The point of writing anything is to communicate something.  You can’t communicate form.   You use form to help organize your content.

Ahh, so you say, content is important, it organizes the content.

Yes, form is an important tool.  But too many writing programs stop there.

I’ll just mention my arch nemesis here:  the 5-paragraph essay.  Shiver.

Raise your hand:  how many of you were taught how to write a 5-paragraph essay as if it was the crowning achievement of all writing?

Now how many of you have actually read a (good) 5-paragraph essay outside of an English class?  Anybody?

Did Jonathan Swift write 5-paragraph essays?

Now I’m going to say something that will floor you:  Form is determined BY content.   Not the other way around.

What you wish to say will determine how you need to say it in order to get your message across.  And, hey, that may require a 17-paragraph essay.  It might require a 859 word blog post chopped into little 3 sentence paragraphs with little parenthetical comments and occasional exclamation points!

Content should always determine form.  If your writing program is only interested in form, scrap it.

You might also be interested in:

The Reading and Writing Link

On Teaching Writing


  1. Absolutely. This is why I haven't used a formal writing program for my kids yet, either. The main reason is I don't know what they're going to need to communicate. I am/was a scientist. I didn't learn to write until I was in college trying to get published in a peer reviewed journal. Even in grad school and beyond I learned that each scientific journal varied somewhat in its expectations, although the general form was the same.

    For kicks one year I took a creative writing class at a local university. I realized in week one that I didn't have anything to say. I guess I'm not creative. When it came to my research I had lots to say, but not so much when it came to writing a mystery (our first assignment)!

    My oldest son was given all kinds of "creative" writing assignments in Kindergarten, of all places. His teacher thought he was soooooo creative and praised him up and down. It took me about 30 seconds to realize he was regurgitating word for word the story line that flashed down the screen in his gameboy games. All his stories were about Donkey Kong and Mario.

    I'm far more interested at this point in my kids' lives (12 and under) at giving them something in their brains worth communicating. Once they have some knowledge worth sharing, we can focus more on how to do that : ).

    I've enjoyed your series.


  2. Yes. There's this mistaken notion in writing instruction that kiddos are just chock full of ideas and can't wait to get them on paper. They have things like "brainstorming sessions" which really amount to the instructor leading the class to what they are going to write.

    But most kid's ideas are not truly original, they tend to come from movies they've seen, stuff Mom and Dad have talked about (hey, my 11-year-old thinks he has politics ALL figured out), books they've read, things their friends have told them...ideas they are just repeating, but haven't actually synthesized.
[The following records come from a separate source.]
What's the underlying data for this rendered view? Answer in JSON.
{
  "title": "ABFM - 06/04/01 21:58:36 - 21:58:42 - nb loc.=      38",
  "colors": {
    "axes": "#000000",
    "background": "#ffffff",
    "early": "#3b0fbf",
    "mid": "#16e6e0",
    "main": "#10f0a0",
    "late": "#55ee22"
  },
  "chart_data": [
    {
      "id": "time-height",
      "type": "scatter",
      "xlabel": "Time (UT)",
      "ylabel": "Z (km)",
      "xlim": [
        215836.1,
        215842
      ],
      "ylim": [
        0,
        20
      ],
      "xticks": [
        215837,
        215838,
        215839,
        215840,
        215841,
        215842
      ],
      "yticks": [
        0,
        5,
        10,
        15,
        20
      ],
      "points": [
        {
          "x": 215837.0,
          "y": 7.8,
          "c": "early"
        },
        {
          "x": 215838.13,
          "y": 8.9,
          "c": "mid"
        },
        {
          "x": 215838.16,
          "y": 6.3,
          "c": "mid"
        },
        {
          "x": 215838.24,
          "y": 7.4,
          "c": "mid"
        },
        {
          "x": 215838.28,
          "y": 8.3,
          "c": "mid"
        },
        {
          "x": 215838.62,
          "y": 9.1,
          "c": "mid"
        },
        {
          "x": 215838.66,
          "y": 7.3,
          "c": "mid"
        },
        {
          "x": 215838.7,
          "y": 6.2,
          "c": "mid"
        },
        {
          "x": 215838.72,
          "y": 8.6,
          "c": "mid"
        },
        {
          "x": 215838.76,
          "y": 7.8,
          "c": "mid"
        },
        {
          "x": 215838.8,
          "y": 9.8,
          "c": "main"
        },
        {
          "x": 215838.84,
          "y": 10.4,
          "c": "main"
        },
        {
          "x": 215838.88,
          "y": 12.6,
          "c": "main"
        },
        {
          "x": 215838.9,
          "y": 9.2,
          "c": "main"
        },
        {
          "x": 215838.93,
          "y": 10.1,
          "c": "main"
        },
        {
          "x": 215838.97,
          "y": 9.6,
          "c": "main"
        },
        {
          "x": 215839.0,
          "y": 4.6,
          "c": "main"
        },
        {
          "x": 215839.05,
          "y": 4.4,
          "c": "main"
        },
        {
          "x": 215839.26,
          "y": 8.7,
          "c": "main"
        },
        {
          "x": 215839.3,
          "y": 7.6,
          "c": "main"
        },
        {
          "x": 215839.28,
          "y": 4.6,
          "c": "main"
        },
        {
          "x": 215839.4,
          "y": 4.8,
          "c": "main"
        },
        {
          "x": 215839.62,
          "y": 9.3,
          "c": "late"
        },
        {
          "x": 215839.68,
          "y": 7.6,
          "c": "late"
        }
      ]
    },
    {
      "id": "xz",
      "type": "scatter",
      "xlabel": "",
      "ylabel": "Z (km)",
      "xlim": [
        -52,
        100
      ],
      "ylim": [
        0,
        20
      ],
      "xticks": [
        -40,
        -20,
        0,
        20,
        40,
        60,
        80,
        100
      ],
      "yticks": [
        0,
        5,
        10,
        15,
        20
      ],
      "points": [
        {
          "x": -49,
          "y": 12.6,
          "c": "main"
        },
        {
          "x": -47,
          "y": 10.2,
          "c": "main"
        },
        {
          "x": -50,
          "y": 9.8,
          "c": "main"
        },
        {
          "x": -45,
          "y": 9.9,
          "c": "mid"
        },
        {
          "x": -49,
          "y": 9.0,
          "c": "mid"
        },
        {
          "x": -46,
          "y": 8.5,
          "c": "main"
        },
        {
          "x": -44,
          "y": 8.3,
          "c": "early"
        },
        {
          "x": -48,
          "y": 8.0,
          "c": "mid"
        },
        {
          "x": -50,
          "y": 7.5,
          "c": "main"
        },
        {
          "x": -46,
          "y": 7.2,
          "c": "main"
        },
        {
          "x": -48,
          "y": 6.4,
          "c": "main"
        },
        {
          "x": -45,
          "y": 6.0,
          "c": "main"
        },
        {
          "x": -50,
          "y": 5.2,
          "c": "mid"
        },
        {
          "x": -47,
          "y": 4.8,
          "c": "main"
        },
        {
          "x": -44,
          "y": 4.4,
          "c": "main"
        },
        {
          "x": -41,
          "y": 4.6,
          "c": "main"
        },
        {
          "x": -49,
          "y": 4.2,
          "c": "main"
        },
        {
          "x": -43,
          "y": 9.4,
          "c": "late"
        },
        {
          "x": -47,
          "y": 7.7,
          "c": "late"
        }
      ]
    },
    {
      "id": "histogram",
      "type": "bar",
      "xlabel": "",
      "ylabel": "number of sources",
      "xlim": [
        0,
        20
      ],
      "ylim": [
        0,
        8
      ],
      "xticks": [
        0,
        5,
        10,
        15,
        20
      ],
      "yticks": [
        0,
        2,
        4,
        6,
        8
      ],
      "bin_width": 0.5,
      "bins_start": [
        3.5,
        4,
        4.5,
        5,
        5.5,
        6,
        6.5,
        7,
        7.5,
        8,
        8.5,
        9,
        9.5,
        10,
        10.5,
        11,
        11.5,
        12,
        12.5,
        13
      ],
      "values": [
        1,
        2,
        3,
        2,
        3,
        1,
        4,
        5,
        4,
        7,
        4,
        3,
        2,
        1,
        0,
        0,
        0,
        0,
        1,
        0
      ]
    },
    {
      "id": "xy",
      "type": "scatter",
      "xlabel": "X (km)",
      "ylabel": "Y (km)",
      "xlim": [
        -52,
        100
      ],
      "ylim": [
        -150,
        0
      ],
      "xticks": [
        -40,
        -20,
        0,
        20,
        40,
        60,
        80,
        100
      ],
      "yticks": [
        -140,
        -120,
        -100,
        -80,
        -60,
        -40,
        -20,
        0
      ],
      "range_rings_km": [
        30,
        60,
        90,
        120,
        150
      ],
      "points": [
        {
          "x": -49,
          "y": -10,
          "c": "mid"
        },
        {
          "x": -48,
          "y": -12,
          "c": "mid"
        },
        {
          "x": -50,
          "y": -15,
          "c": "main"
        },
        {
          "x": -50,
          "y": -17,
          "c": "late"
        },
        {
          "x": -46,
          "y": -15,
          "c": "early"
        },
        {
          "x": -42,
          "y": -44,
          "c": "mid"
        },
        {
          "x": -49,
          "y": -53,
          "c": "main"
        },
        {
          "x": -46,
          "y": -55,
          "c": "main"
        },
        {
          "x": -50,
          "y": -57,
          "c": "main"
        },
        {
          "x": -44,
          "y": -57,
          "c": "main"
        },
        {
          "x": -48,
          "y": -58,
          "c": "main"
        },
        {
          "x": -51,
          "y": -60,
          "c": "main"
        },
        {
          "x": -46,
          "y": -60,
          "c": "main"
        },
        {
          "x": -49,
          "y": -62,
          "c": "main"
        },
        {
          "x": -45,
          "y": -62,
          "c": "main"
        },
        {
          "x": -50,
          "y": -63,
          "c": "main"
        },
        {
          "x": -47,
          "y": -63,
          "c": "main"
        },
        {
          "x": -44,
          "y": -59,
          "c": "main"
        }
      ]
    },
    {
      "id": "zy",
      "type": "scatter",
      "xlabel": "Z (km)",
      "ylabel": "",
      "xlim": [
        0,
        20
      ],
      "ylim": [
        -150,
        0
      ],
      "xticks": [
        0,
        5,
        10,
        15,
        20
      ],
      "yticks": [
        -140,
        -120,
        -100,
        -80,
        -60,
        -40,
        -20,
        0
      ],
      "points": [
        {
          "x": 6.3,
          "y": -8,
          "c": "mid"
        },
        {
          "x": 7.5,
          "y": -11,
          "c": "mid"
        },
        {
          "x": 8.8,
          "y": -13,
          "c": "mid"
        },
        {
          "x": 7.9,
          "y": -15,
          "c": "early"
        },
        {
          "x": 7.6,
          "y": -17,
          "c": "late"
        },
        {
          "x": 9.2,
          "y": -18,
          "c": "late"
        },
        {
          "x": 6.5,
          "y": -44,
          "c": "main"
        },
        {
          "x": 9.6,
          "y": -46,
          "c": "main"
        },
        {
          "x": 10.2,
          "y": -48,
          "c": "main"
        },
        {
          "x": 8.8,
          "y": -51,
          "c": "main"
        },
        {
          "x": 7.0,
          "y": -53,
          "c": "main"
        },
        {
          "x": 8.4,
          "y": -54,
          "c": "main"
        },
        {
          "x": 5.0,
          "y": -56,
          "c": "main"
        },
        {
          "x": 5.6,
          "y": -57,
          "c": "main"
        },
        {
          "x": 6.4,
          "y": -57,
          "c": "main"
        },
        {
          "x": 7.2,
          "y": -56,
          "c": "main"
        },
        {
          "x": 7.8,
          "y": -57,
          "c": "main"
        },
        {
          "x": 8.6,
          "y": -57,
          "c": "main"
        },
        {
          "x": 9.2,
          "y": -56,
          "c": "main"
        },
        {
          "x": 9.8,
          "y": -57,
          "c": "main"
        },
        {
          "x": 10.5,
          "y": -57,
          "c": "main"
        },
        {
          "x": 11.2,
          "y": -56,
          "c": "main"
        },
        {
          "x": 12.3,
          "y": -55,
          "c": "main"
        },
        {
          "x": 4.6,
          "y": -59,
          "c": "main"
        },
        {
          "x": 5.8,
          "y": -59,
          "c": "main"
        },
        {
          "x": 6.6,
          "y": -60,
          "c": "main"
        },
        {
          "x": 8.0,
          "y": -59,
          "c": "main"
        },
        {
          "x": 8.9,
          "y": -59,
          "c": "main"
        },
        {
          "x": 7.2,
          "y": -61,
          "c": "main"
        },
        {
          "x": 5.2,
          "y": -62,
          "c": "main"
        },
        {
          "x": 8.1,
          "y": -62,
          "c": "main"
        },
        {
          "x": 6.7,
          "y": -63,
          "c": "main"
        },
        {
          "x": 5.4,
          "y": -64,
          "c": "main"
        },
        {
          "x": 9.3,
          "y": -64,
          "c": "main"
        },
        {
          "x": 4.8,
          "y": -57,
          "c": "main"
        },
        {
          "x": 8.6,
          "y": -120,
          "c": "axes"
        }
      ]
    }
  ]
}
They are still working on truly understanding the world and making independent judgements. They are kids, after all.

    In terms of formal instruction, I would simply follow your child's lead. I think early elementary is too early. Late elementary will be too early for most. Middle school will be too early for some. At some point in high school they will need some pointers in organizing their writing and so on. But, the content and having a sense of what to do with the content, that's the key. All the writing instruction in the world will not make someone a good writer if they have nothing to write about.

    I'll be doing some formal writing instruction with David this coming year, but only because I have seen his writing really take off the past year and think he can benefit from some pointers here and there. If I find that it's hindering more than helping, I'll back off. I'm doing my best to "nurture" the writer in him.